Entre emballement médiatique et démenti officiel, l’affaire supposée du mandat d’arrêt visant Sékou Keïta révèle une faille persistante dans l’écosystème informationnel guinéen : la précipitation au détriment de la vérification.
À l’ère du numérique instantané, une information peut faire le tour du pays en quelques minutes, mais sa véracité, elle, met parfois des heures voire des jours à être établie. L’affaire concernant Sékou Keïta en est une illustration frappante.
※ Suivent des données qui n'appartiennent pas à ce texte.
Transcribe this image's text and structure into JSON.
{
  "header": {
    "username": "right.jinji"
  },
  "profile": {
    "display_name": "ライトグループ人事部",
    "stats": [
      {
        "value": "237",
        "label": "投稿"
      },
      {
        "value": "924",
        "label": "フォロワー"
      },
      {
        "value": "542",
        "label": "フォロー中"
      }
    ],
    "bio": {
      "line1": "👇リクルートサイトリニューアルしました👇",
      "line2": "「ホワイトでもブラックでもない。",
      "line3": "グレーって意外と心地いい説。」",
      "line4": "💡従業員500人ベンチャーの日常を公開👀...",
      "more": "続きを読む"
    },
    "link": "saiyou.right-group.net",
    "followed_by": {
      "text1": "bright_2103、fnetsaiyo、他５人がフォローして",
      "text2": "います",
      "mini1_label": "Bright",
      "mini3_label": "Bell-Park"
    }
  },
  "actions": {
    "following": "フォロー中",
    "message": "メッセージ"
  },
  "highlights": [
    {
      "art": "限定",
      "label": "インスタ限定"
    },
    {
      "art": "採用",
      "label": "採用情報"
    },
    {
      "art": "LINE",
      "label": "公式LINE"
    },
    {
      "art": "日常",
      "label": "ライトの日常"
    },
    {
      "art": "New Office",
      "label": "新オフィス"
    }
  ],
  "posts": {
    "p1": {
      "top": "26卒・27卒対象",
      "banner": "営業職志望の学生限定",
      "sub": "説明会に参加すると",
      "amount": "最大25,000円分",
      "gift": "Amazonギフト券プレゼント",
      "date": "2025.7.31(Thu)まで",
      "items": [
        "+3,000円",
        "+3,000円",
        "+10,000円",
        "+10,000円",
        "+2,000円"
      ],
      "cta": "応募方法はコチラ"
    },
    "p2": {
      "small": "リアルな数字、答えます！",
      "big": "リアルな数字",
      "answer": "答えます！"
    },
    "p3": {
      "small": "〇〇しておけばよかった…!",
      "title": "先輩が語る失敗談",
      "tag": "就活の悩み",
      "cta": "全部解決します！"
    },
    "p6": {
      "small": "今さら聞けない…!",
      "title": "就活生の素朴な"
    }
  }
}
Annoncé sur les réseaux sociaux comme visé par un mandat d’arrêt dans une affaire judiciaire sensible, l’intéressé a rapidement opposé un démenti formel, dénonçant une information non recoupée.
Ce type de situation n’est pas anodin. Lorsqu’une rumeur touche un acteur institutionnel, qui plus est un porte-parole du ministère de la Justice, elle fragilise non seulement la crédibilité de la personne visée, mais aussi celle des institutions qu’elle incarne. La Cour de Répression des Infractions Économiques et Financières (CRIEF), régulièrement au cœur de l’actualité judiciaire, se retrouve ainsi indirectement exposée à une confusion qui brouille la compréhension des procédures en cours.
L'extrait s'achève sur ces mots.